Let’s consider how we’ll remedy this in the future:

Daily cost tracking is cheap (one or two API calls on a cron), and should have been the default already. CS351-specific labels was never implemented in a cloud assignment, but can be a pre-requisite for passing a cloud assignment, allowing us to enforce a billing attribution structure in student accounts. Per-student assignment budgets requires us to estimate the cost of completing a cloud assignment, so we can set thresholds for alerts. We can do a better job helping students manage costs by verifying a student has properly torn down an assignment’s resources, either by pro-active monitoring after they get a perfect score, or by having the autograder for later assignments verify previous assignment infrastructure has been torn down.

Cloud Assignment 4

The assignment took most students just under 2 hours to complete. It’s an atypical assignment, it was an easier one, and students had 18 working days instead of the usual 10. Let’s take a look at the assignment graphs.
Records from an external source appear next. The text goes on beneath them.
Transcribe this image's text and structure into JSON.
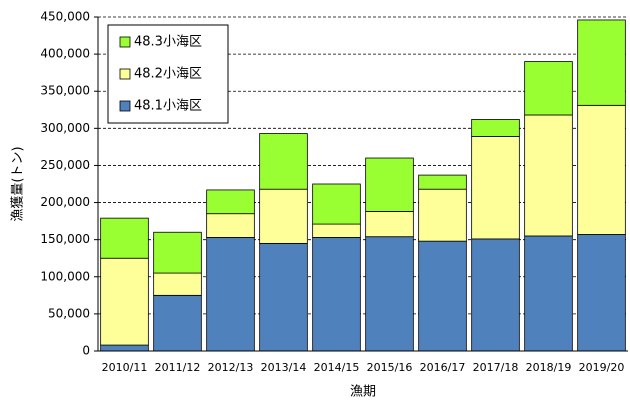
{
  "chart_data": {
    "type": "stacked_bar",
    "y_label": "漁獲量(トン)",
    "x_label": "漁期",
    "categories": [
      "2010/11",
      "2011/12",
      "2012/13",
      "2013/14",
      "2014/15",
      "2015/16",
      "2016/17",
      "2017/18",
      "2018/19",
      "2019/20"
    ],
    "series": [
      {
        "name": "48.1小海区",
        "color": "#4f81bd",
        "values": [
          8000,
          75000,
          153000,
          145000,
          153000,
          154000,
          148000,
          151000,
          155000,
          157000
        ]
      },
      {
        "name": "48.2小海区",
        "color": "#ffff99",
        "values": [
          117000,
          30000,
          32000,
          73000,
          18000,
          34000,
          70000,
          138000,
          163000,
          174000
        ]
      },
      {
        "name": "48.3小海区",
        "color": "#99ff33",
        "values": [
          54000,
          55000,
          32000,
          75000,
          54000,
          72000,
          19000,
          23000,
          72000,
          115000
        ]
      }
    ],
    "ylim": [
      0,
      450000
    ],
    "yticks": [
      0,
      {
        "value": 50000,
        "label": "50,000"
      },
      {
        "value": 100000,
        "label": "100,000"
      },
      {
        "value": 150000,
        "label": "150,000"
      },
      {
        "value": 200000,
        "label": "200,000"
      },
      {
        "value": 250000,
        "label": "250,000"
      },
      {
        "value": 300000,
        "label": "300,000"
      },
      {
        "value": 350000,
        "label": "350,000"
      },
      {
        "value": 400000,
        "label": "400,000"
      },
      {
        "value": 450000,
        "label": "450,000"
      }
    ],
    "grid": true,
    "legend": "upper-left"
  }
}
https://www.cs351.cloud/assignments/3/
https://www.cs351.cloud/assignments/3/
https://www.cs351.cloud/assignments/3/
https://www.cs351.cloud/assignments/3/
https://www.cs351.cloud/assignments/3/
https://www.cs351.cloud/assignments/3/analysis/

The students have improved. Almost all have pushed themselves into positive territory on the cloud assignments (one of the “Disengaged” cohort dropped the course, leaving two others). 48 students (~70%) received a perfect score on all of the last three cloud assignments.

https://www.cs351.cloud/assignments/3/analysis/

I deprovisioned all student deployments and destroyed the EKS cluster and all other AWS resources powering the CA4 assignment. The dashboard I created for CA4 is now a historical record of activity during the assignment.

https://www.cs351.cloud/ca4/
https://www.cs351.cloud/ca4/

We incurred almost $500 dollars in costs during this cloud assignment. While planning, I posted in Slack on April 13th that “expected spend during the 10 days of the assignment is ~$500”. We hit that after 18 days of running the assignment, my post-launch cost optimization tweaks worked well.

https://www.cs351.cloud/cost/

This concludes the cloud assignment experience this year. Thank you!